There has been no internal answer, what I offer here is my opinion; it is also the opinion of some of the other members of the team.
Tributes to the dead are tricky business.
Where do you stop and where do you start. Does Bill Gates get a tribute? Knuth? Larry Wall? Matz? John McCarthy? Chomsky? Norvig? Linus? Alan Cox? Bill Joy? Marvin Minsky? Woz?
What about our own community heroes? Does passing a certain rep threshold ensure you get a tribute?
And what about the already dead. Why not respect them?
Where is Turing's 50th anniversary coming up in a few years? Babbage's 140th coming up real soon? Pascal? Von Neumann? Grace Hopper? Dijkstra? Cobb?

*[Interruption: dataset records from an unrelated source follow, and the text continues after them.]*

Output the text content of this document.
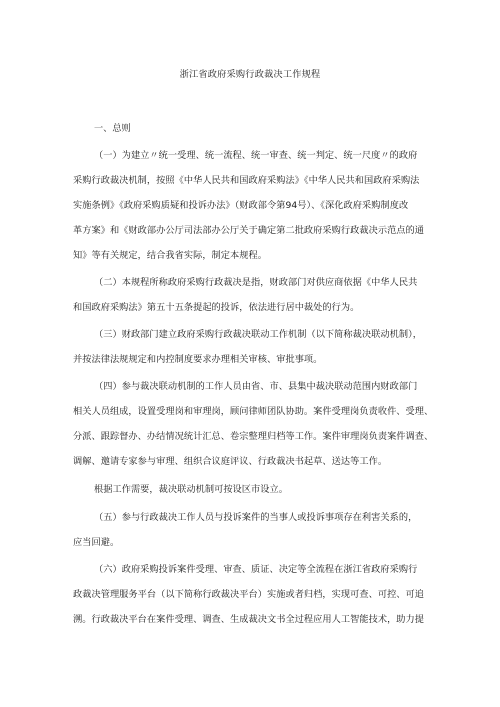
浙江省政府采购行政裁决工作规程
一、总则
（一）为建立〃统一受理、统一流程、统一审查、统一判定、统一尺度〃的政府
采购行政裁决机制，按照《中华人民共和国政府采购法》《中华人民共和国政府采购法
实施条例》《政府采购质疑和投诉办法》（财政部令第94号）、《深化政府采购制度改
革方案》和《财政部办公厅司法部办公厅关于确定第二批政府采购行政裁决示范点的通
知》等有关规定，结合我省实际，制定本规程。
（二）本规程所称政府采购行政裁决是指，财政部门对供应商依据《中华人民共
和国政府采购法》第五十五条提起的投诉，依法进行居中裁处的行为。
（三）财政部门建立政府采购行政裁决联动工作机制（以下简称裁决联动机制），
并按法律法规规定和内控制度要求办理相关审核、审批事项。
（四）参与裁决联动机制的工作人员由省、市、县集中裁决联动范围内财政部门
相关人员组成，设置受理岗和审理岗，顾问律师团队协助。案件受理岗负责收件、受理、
分派、跟踪督办、办结情况统计汇总、卷宗整理归档等工作。案件审理岗负责案件调查、
调解、邀请专家参与审理、组织合议庭评议、行政裁决书起草、送达等工作。
根据工作需要，裁决联动机制可按设区市设立。
（五）参与行政裁决工作人员与投诉案件的当事人或投诉事项存在利害关系的，
应当回避。
（六）政府采购投诉案件受理、审查、质证、决定等全流程在浙江省政府采购行
政裁决管理服务平台（以下简称行政裁决平台）实施或者归档，实现可查、可控、可追
溯。行政裁决平台在案件受理、调查、生成裁决文书全过程应用人工智能技术，助力提
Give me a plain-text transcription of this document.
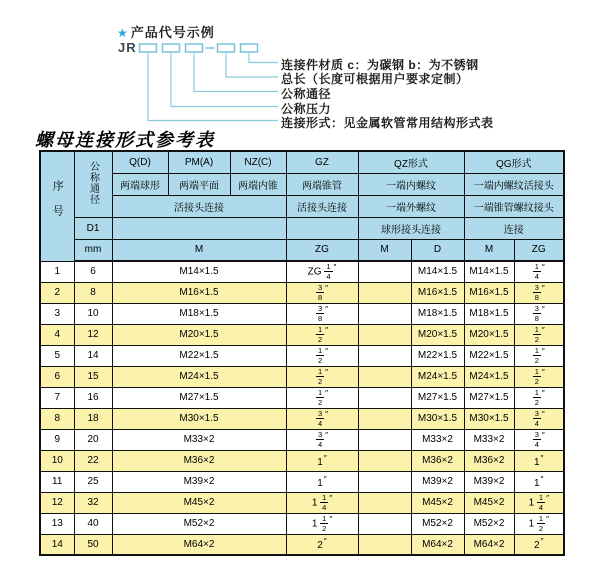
★ 产品代号示例
JR
连接件材质 c：为碳钢 b：为不锈钢
总长（长度可根据用户要求定制）
公称通径
公称压力
连接形式：见金属软管常用结构形式表
螺母连接形式参考表
序号	公称通径	Q(D)	PM(A)	NZ(C)	GZ	QZ形式		QG形式	
		两端球形	两端平面	两端内锥	两端锥管	一端内螺纹		一端内螺纹活接头	
		活接头连接			活接头连接	一端外螺纹		一端锥管螺纹接头	
	D1					球形接头连接		连接	
	mm	M			ZG	M	D	M	ZG
1	6	M14×1.5			ZG $\frac{1}{4} ''$		M14×1.5	M14×1.5	$\frac{1}{4} ''$
2	8	M16×1.5			$\frac{3}{8} ''$		M16×1.5	M16×1.5	$\frac{3}{8} ''$
3	10	M18×1.5			$\frac{3}{8} ''$		M18×1.5	M18×1.5	$\frac{3}{8} ''$
4	12	M20×1.5			$\frac{1}{2} ''$		M20×1.5	M20×1.5	$\frac{1}{2} ''$
5	14	M22×1.5			$\frac{1}{2} ''$		M22×1.5	M22×1.5	$\frac{1}{2} ''$
6	15	M24×1.5			$\frac{1}{2} ''$		M24×1.5	M24×1.5	$\frac{1}{2} ''$
7	16	M27×1.5			$\frac{1}{2} ''$		M27×1.5	M27×1.5	$\frac{1}{2} ''$
8	18	M30×1.5			$\frac{3}{4} ''$		M30×1.5	M30×1.5	$\frac{3}{4} ''$
9	20	M33×2			$\frac{3}{4} ''$		M33×2	M33×2	$\frac{3}{4} ''$
10	22	M36×2			1″		M36×2	M36×2	1″
11	25	M39×2			1″		M39×2	M39×2	1″
12	32	M45×2			$1 \frac{1}{4} ''$		M45×2	M45×2	$1 \frac{1}{4} ''$
13	40	M52×2			$1 \frac{1}{2} ''$		M52×2	M52×2	$1 \frac{1}{2} ''$
14	50	M64×2			2″		M64×2	M64×2	2″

We used a feature that was never designed for "dead people tribute" to give out a tribute and now are suffering the consequence. System messages were meant for emergencies, stuff like ... the website is going down in 5 minutes, be warned. That is why they can not be dismissed; that is why they are so prominent.
When the Jobs tribute happened Jeff was away; the decision to put it up was Joel's. Jeff was not particularly happy that it went up, probably foreseeing the slippery slope this takes.
For the record, when this happened I suggested going with a house ad. My rationale was, if this really is that important to you: lose some money. That shows respect. It was countered with a "it looks too cheesy". But even an ad has the same slippery slope. And too, like system messages, it is not designed as a respect dead people feature.
When the Jobs banner went out, I had to spend a whole morning on damage control, ensuring huge blood baths between our members do not ensue and ended up locking a question. Unlike Turing, Jobs was not everybody's hero. Now, people want to have their programming hero to compensate.
And we look bad.
For the record I did support the Jobs message; in retrospect, I think that was a mistake.
I think we should not be in the business of dead people tributes as it gets in the way of providing awesome answers to awesome questions, and brings in politics to a place that strives to stay politics-free.